ENTSCHEIDUNGSGRÜNDE:

I. Verfahrensgang:

1. Der Beschwerdeführer, ein Staatsangehöriger der Russischen Föderation, reiste gemeinsam mit Familienmitgliedern illegal ins Bundesgebiet ein und stellte am 23.10.2005 einen Antrag auf internationalen Schutz.

2. Mit Bescheid des UBAS vom 27.12.2007 zur Zl. 307.248-C1/6E-XIX/61/6 wurde dem rechtzeitig erhobenen Rechtsmittels hinsichtlich der Nichtzuerkennung des Status eines subsidiär Schutzberechtigten staatgegeben und gleichzeitig eine befristete Aufenthaltsberechtigung erteilt.

Eine Verlängerung der befristeten Aufenthaltsberechtigung erfolgte am 12.12.2008, 03.12.2009, 02.12.2010, 27.12.2011, 21.12.2012, 02.12.2013, 10.12.2014 und am 27.12.2016 bis zum 27.12.2018.

3. Am 28.12.2010 erfolgte eine niederschriftliche Einvernahme des Beschwerdeführers im Rahmen des in der Folge eingeleiteten Verfahrens zur Aberkennung des Status des subsidiär Schutzberechtigten.

Mit Schreiben vom XXXX , persönliche Zustellung am 08.05.2019, wurden der BF darüber informiert, dass ein Aberkennungsverfahren gegen ihn eingeleitet wurde und gleichzeitig wurde ihm Parteiengehör gewährt. Dem Schreiben beigelegt war das aktuelle Länderinformationsblatt zur Situation in der Russischen Föderation, Gesamtaktualisierung 31.08.2018, letzte Information eingefügt am 28.02.2019. Als Frist zum Einbringen einer Stellungnahme wurden 14 Tage ab Zustellung gewährt.

Mit Schreiben vom 20.05.2019 ersuchten der BF um Fristerstreckung von zumindest drei Wochen, welcher auch gewährt wurde.

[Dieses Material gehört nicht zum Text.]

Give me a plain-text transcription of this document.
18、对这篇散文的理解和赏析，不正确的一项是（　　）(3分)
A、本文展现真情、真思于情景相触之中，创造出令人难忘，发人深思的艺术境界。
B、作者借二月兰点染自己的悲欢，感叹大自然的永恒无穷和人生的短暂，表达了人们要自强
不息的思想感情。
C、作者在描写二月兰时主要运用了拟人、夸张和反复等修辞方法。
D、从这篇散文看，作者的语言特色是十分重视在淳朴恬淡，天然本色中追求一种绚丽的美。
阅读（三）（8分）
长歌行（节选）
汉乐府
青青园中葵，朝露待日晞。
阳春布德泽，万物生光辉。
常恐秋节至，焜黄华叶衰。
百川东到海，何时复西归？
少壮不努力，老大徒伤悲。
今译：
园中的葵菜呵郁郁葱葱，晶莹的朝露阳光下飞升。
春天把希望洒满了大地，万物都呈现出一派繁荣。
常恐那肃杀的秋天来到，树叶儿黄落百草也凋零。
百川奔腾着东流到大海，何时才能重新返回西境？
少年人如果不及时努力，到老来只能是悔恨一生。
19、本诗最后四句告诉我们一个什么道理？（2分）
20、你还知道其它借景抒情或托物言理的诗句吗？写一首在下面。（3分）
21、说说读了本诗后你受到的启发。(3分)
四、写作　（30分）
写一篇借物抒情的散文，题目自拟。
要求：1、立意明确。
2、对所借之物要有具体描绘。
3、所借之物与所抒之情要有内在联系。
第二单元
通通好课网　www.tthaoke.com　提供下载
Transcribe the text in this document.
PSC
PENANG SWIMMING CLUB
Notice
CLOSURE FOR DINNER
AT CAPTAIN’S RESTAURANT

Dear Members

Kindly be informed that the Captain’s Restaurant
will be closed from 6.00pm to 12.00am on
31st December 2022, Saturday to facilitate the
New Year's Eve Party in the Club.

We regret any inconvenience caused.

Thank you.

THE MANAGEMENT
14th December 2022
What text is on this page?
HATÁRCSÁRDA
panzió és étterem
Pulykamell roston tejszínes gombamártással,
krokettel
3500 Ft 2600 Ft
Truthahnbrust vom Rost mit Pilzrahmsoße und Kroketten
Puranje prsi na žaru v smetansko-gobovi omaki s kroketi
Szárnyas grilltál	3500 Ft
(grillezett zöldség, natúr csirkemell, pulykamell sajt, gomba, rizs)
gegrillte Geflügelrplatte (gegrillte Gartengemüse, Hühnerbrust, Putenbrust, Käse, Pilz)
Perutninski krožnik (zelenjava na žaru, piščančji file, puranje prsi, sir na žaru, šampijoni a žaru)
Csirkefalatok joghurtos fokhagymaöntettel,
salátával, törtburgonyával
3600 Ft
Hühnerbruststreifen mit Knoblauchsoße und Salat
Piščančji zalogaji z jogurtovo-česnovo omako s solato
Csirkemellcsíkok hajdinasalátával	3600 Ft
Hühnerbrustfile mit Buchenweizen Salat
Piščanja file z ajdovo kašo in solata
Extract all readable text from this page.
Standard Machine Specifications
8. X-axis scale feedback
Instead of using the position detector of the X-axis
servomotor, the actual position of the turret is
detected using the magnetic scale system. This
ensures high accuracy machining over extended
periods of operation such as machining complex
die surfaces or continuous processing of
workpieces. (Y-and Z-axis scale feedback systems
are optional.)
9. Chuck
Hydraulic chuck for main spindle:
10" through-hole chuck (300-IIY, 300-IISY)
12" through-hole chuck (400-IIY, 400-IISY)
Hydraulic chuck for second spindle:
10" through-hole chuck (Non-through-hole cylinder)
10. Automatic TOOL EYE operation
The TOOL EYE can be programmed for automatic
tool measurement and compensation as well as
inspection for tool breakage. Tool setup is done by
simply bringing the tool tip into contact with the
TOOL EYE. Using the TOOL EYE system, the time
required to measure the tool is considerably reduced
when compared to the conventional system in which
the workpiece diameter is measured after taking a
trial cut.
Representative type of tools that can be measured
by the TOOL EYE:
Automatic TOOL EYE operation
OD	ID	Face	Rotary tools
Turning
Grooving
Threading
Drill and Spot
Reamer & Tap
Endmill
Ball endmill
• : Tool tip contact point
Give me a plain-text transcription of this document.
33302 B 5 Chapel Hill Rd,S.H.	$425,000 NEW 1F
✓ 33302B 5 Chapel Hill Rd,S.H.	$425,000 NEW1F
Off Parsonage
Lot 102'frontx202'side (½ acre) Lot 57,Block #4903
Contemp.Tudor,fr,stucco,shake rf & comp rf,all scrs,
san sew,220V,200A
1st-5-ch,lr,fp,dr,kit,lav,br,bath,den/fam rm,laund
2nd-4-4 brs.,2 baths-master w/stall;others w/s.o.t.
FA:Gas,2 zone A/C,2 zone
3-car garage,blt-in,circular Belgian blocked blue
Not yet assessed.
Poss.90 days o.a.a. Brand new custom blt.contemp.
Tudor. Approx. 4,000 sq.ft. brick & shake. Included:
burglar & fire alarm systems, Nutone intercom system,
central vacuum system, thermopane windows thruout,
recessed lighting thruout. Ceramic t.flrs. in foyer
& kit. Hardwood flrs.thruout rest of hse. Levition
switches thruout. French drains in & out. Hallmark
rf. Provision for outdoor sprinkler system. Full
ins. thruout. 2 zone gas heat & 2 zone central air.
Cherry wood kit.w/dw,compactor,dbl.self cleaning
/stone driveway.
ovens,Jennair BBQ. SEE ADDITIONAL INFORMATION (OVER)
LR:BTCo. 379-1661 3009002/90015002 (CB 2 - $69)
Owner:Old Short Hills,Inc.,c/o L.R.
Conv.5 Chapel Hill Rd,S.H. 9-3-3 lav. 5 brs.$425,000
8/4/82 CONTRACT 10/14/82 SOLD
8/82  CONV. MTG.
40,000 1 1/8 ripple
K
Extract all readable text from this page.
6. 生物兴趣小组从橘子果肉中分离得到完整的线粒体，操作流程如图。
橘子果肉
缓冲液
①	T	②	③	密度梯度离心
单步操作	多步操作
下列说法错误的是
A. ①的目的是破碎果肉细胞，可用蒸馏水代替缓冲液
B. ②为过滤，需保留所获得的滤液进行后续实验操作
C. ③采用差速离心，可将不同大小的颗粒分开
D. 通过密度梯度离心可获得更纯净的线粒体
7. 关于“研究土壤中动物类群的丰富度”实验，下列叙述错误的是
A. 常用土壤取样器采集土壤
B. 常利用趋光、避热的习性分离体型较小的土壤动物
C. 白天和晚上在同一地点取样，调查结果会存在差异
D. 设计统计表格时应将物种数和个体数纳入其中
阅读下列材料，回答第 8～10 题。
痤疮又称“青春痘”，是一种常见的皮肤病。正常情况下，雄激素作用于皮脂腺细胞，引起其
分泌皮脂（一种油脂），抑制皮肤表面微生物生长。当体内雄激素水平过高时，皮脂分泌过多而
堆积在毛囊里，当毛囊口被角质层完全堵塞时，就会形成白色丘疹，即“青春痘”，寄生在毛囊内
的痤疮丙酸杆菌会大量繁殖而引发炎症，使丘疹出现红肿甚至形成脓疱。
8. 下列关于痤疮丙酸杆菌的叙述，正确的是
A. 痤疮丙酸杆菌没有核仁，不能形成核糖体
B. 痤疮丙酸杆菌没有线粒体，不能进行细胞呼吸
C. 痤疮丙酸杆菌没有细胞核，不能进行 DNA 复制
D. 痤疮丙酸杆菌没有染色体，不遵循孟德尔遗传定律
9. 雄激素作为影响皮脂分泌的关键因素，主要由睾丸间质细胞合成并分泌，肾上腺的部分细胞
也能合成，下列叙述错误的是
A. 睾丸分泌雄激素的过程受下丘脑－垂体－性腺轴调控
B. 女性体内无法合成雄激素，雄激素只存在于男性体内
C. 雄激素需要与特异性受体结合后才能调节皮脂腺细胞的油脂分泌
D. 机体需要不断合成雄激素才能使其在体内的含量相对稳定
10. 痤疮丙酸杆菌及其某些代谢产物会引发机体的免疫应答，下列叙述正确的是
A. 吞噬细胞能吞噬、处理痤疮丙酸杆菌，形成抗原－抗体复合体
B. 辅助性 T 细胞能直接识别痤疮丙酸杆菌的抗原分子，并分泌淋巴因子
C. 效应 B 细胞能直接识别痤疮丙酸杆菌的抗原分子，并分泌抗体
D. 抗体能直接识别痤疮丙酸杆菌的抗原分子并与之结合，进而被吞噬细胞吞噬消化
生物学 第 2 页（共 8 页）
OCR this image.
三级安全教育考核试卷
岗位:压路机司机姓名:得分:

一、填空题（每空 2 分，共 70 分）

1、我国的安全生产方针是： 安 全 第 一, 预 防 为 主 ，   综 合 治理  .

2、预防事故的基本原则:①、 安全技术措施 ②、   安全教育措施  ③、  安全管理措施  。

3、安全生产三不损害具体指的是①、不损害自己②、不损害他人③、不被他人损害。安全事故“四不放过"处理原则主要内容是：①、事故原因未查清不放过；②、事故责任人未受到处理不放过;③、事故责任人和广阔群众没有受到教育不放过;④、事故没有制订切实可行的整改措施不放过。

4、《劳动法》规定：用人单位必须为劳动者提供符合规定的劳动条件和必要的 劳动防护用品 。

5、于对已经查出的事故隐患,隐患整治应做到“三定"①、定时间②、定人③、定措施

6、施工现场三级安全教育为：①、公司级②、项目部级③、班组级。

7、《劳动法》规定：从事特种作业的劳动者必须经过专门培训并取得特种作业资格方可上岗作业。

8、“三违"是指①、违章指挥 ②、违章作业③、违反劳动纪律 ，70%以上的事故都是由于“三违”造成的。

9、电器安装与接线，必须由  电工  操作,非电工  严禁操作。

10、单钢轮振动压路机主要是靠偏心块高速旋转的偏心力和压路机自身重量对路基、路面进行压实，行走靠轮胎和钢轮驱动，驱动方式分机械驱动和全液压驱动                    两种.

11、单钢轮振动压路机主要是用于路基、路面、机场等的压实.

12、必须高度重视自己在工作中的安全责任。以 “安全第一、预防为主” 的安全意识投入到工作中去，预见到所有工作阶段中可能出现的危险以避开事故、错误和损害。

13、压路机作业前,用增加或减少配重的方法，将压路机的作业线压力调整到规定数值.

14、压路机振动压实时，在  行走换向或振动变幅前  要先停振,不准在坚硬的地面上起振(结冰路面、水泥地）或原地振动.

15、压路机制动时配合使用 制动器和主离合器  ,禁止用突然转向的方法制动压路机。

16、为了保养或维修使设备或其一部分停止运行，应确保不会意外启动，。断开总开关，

Mit Schreiben vom 29.05.2019 brachten der BF eine Stellungnahme ein.

4. Mit dem nunmehr angefochtenen Bescheid des Bundesamtes für Fremdenwesen und Asyl vom 27.06.2019 wurde der dem Beschwerdeführer mit Bescheid des UBAS vom 27.12.2007 zuerkannte Status des subsidiär Schutzberechtigten gemäß § 9 Abs. 1 Asylgesetz 2005, BGBl. I Nr. 100/2005 (AsylG) idgF, von Amts wegen aberkannt und die befristete Aufenthaltsberechtigung entzogen (Spruchpunkt II. und III.), der Antrag auf Verlängerung der befristeten Aufenthaltsberechtigung gemäß § 8 Abs 4 AsylG abgewiesen (Spruchpunkt I.); ein Aufenthaltstitel aus berücksichtigungswürdigen Gründen gemäß § 57 AsylG nicht erteilt (Spruchpunkt IV.), gemäß § 10 Abs. 1 Z 4 AsylG iVm § 9 BFA-VG gegen den Beschwerdeführer eine Rückkehrentscheidung gemäß § 52 Abs. 5 FPG erlassen (Spruchpunkt V.) und gemäß § 52 Abs. 9 FPG festgestellt, dass dessen Abschiebung gemäß § 46 FPG in die Russische Föderation zulässig sei (Spruchpunkt VI.). Gemäß § 55 Abs. 1 bis 3 FPG wurde eine zweiwöchige Frist für die freiwillige Ausreise ab Rechtskraft der Rückkehrentscheidung festgelegt (Spruchpunkt VII.)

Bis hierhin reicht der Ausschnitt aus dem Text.